As time went on, I learned to not only feel bad about using “I” but to outright reject it whenever possible. The reasons are different from, but not entirely dissimilar to that of writing a formal essay without “I.” You don’t want the reader to think these are your opinions, in an essay. In a poem, you don’t want them to believe that these emotions or thoughts are unique to you. You want to resonate with people. You want people to connect to your work.
Here is a poem I wrote in March of 2011, before I had even graduated High School — a poem that I have filed away in a folder marked: “Borderline Irredemable Poems from the edgy sad starter days”
I seek forgiveness where there is no fault
I in myself create this guilt
I cannot help and am to blame
For all misfortunes that are dealt
There is this sense
Which I feel
And seek to redress
But in itself
There is no cure
A fatal flaw
of distinct allure.
Can you see what I mean? Most of the poem is declarative of my feelings. It doesn’t explain anything. It is, in part, another example of failing to show, rather than tell, but more importantly, it doesn’t even go so far as what telling does and tell you about an experience or events or a narrative. It tells you that I feel guilt, that I seek forgiveness. It doesn’t help the reader feels these notions. It lacks any and all subtlety.
Of course, moody poems are not the only genre to fall into this trap, just the most common for the cliché. Love poems do it as well, but I think because love poems tend to flatter their victim, there is no accounting for taste. Moody poems don’t target anyone, because they are, by nature, introspective (unless they read more like an indictment or manifesto…which would be its own problem).

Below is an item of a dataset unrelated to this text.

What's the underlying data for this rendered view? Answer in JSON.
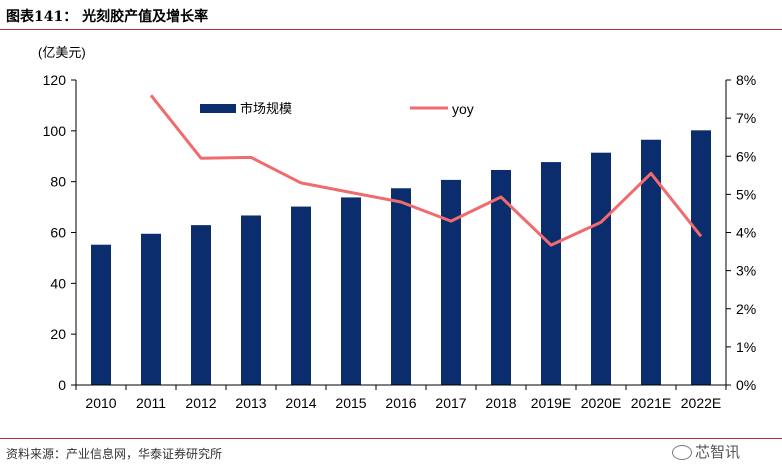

In psychology terms, as mentioned before, this would be an issue of being stuck in one’s ego, lacking experience in more broadly applicable things, or even one’s peers lacking such experiences, leading to the perspective of being the only one who might understand one’s own plight. I’m certain these poems are often written by people who consider themselves abnormally mature. I know I did. Poems like this, even if they use vibrant images, still inherently refuse to take the reader anywhere. They are not a journey. They are not an episode.